Royal Navy head 'had prior knowledge of forthcoming Iraq invasion'

The former head of the Royal Navy has revealed he knew that an invasion of Iraq was forthcoming before the decision had been widely announced.

Labour peer Admiral Lord West of Spithead was giving evidence at the Public Administration and Constitutional Affairs Committee this week as it looked more closely at the role of parliament in authorising the use of military force.

He said he was aware in 2002 that British troops would be going into Iraq alongside the Americans.

"I was told as commander-in-chief (fleet) in June, after the Camp David meeting, that we would be invading Iraq with America in the beginning of the following year," Admiral Lord West commented.

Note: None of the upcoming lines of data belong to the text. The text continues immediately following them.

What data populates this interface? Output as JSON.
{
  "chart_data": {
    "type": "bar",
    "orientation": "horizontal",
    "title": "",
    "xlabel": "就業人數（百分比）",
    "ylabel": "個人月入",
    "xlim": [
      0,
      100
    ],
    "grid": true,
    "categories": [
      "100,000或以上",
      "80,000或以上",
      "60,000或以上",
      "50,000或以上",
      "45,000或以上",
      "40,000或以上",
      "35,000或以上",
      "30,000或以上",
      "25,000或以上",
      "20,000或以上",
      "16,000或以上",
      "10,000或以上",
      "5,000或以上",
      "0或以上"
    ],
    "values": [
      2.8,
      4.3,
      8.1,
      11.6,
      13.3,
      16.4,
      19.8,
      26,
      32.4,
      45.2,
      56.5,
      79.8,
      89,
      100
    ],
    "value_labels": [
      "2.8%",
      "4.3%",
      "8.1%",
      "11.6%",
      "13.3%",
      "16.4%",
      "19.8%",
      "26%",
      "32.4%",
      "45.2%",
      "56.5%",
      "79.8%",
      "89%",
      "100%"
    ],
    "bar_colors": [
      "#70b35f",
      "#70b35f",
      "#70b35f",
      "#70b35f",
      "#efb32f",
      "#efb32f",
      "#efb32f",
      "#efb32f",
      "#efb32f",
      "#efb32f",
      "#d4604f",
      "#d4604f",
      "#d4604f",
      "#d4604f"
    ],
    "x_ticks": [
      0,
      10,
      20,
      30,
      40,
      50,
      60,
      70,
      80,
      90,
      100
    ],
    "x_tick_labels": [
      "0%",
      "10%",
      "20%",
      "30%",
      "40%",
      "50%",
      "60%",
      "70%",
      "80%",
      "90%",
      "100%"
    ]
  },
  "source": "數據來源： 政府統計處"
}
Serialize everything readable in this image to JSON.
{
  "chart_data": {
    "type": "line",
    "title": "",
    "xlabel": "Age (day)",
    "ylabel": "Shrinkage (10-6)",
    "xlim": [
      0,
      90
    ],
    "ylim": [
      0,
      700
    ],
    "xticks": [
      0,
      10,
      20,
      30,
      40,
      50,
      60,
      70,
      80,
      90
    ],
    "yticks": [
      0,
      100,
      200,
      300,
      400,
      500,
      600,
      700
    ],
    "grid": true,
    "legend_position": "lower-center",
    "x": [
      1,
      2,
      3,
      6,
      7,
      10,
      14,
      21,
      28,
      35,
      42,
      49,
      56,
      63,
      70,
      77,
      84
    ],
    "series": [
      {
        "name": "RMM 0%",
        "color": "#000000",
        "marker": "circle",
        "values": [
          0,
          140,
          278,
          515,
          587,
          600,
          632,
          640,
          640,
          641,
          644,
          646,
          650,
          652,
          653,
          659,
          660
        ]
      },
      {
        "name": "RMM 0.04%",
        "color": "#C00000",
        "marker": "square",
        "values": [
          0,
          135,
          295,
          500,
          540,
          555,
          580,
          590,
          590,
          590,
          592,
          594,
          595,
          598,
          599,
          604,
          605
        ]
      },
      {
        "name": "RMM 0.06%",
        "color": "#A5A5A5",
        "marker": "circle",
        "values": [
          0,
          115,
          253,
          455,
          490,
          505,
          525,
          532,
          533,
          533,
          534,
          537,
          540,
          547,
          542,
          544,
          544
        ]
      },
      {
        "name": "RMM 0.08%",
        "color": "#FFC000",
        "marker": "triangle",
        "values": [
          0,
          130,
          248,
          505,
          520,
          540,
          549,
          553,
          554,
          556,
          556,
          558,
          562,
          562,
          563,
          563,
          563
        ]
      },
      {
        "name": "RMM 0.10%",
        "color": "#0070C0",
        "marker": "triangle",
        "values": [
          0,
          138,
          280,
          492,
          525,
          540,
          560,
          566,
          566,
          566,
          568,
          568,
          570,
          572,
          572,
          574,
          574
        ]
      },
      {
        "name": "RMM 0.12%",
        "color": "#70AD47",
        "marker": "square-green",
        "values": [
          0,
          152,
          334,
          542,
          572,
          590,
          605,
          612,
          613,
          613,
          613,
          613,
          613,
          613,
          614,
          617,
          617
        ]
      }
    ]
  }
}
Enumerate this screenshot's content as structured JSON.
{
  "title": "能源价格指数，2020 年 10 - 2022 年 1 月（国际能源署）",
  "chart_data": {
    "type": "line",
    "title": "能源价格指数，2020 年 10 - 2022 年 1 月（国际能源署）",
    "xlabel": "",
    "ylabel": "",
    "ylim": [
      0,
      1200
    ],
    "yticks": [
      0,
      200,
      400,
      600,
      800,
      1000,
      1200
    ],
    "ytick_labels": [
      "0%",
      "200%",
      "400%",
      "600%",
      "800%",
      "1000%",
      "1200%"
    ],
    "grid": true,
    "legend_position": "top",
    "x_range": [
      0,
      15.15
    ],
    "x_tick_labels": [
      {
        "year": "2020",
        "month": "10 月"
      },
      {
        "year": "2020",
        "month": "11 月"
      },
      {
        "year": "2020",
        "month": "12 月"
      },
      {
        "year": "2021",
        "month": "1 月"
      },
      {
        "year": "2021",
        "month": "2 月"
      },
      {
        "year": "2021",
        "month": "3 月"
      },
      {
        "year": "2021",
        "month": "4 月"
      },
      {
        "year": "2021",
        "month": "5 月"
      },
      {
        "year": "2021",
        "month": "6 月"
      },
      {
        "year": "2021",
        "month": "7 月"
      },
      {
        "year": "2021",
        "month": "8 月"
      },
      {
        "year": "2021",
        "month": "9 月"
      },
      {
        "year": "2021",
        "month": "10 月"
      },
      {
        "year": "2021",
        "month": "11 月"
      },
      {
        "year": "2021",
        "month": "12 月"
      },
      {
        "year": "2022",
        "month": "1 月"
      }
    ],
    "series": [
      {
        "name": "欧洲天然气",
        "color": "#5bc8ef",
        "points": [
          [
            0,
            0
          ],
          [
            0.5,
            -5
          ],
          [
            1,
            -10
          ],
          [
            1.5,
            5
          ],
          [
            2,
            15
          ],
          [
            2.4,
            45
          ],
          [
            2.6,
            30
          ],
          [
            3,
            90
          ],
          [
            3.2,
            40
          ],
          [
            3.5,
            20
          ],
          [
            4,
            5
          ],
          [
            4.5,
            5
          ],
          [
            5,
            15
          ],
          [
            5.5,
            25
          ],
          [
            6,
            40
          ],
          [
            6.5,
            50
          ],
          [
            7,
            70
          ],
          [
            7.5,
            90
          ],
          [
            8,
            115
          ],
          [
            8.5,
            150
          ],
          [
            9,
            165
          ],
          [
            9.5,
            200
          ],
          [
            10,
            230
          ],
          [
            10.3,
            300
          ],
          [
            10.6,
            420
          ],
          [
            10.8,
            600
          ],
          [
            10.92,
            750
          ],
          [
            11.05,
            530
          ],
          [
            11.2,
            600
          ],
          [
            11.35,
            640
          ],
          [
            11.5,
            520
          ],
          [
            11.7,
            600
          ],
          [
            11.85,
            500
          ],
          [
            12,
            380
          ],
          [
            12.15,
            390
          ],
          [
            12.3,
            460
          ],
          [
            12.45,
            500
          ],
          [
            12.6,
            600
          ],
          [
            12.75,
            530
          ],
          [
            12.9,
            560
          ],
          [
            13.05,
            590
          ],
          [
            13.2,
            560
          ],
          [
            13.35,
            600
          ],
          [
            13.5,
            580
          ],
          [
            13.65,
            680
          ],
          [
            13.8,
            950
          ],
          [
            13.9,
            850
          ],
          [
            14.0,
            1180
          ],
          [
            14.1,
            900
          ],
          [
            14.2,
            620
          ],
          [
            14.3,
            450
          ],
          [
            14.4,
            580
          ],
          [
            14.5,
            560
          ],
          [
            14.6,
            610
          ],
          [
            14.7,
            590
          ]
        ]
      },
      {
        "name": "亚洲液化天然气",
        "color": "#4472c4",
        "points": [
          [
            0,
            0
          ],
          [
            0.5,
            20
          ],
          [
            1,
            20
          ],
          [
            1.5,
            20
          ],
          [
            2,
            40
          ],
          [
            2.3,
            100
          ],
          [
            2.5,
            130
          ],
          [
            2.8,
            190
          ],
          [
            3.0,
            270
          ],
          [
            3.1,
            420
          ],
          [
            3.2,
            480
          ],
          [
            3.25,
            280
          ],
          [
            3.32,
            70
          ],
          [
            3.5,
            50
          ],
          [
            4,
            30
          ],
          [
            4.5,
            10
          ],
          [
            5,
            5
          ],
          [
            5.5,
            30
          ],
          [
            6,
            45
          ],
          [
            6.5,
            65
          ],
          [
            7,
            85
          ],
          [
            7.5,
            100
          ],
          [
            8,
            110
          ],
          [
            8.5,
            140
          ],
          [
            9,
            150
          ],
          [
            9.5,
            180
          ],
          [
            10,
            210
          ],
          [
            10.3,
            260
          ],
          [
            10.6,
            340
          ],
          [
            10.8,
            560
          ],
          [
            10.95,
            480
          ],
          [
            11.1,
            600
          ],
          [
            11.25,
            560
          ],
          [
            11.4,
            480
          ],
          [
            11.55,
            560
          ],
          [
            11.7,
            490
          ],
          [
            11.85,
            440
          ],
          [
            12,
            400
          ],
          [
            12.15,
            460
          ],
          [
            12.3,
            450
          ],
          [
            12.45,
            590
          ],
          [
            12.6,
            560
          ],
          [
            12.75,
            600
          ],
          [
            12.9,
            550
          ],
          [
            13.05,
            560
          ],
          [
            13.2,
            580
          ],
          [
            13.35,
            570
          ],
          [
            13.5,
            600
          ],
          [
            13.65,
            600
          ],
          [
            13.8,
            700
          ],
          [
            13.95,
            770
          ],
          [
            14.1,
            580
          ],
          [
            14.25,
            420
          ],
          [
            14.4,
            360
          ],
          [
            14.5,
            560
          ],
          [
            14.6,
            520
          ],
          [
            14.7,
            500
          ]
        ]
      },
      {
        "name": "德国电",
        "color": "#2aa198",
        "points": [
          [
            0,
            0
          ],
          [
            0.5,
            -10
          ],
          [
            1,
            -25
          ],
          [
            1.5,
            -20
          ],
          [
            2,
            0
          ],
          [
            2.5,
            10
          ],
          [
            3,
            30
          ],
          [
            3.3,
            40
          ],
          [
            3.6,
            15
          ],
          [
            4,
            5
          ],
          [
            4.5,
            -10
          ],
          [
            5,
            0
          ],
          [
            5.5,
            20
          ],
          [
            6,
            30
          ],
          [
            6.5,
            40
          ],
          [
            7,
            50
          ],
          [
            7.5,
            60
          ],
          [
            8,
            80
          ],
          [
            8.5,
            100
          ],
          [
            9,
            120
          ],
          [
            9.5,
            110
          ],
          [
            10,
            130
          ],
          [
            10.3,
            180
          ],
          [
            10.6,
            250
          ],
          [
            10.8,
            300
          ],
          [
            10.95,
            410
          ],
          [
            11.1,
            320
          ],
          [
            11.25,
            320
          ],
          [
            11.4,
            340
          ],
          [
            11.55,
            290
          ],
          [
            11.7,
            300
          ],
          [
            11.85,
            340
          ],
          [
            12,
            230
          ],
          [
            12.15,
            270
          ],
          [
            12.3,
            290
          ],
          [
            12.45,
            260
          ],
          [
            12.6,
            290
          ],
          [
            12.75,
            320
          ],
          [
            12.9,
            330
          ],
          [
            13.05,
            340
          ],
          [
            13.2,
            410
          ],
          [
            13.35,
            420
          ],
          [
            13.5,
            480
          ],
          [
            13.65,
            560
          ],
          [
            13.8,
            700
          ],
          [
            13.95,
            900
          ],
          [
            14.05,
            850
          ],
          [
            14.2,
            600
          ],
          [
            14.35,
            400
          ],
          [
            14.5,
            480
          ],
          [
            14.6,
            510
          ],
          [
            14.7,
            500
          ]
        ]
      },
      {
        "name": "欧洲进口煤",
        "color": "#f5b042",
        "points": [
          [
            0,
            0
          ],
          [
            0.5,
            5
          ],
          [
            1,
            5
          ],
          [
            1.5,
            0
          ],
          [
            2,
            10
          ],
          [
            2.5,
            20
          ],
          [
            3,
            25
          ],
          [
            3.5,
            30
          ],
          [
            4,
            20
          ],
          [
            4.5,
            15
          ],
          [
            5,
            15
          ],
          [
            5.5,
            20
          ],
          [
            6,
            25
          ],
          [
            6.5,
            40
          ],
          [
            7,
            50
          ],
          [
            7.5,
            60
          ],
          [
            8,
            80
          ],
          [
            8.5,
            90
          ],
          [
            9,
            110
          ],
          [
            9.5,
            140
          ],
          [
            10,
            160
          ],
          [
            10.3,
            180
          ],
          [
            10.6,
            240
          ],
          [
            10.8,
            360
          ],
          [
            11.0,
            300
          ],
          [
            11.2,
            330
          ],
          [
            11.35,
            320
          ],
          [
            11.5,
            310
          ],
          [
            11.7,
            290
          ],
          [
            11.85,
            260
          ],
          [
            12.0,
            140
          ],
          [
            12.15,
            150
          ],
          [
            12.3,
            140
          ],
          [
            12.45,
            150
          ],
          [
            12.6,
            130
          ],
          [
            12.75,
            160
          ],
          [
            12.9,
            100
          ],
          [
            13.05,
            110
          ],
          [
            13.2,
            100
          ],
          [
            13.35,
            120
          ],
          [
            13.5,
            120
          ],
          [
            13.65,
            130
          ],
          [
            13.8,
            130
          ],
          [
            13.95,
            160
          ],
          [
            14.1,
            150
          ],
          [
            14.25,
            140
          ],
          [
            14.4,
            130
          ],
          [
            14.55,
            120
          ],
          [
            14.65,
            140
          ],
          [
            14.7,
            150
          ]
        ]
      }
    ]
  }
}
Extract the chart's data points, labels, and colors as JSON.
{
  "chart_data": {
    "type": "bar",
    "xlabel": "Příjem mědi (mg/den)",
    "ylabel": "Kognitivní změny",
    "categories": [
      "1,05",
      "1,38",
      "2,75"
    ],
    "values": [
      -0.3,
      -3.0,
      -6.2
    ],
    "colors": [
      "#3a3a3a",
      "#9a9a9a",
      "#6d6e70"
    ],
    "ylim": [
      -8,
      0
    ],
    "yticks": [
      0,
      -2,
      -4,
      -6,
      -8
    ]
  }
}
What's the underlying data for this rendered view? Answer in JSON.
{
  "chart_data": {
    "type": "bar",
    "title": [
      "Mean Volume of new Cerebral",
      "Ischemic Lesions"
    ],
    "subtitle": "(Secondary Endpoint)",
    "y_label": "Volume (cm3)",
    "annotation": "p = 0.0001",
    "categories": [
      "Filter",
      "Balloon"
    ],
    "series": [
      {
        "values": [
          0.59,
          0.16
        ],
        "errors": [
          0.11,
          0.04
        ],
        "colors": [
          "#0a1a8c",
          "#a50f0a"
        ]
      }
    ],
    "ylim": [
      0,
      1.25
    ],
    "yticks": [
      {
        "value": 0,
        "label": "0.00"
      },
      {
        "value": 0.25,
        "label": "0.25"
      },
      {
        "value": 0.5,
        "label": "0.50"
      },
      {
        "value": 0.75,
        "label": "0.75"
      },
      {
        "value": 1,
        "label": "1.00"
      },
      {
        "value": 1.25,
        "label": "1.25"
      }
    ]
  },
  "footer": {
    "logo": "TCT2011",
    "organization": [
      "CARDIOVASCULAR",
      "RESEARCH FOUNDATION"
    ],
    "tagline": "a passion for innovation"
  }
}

He said he then had to issue a message to the fleet and the Royal Marines to be "ready for war in the Northern Gulf", as well as sending a fleet capable of countering mines to the region.

It had been assumed that a consultation with parliament officially authorised the use of military force, but this revelation suggests this was not the case and the military was already prepared for war.

The invasion of Iraq came about after then-prime minister Tony Blair insisted Saddam Hussein had weapons of mass destruction and was ready to use them within 45 minutes.

As a result, a US-led coalition force invaded the Middle Eastern country in March 2003, despite widespread controversy and a lack of public support.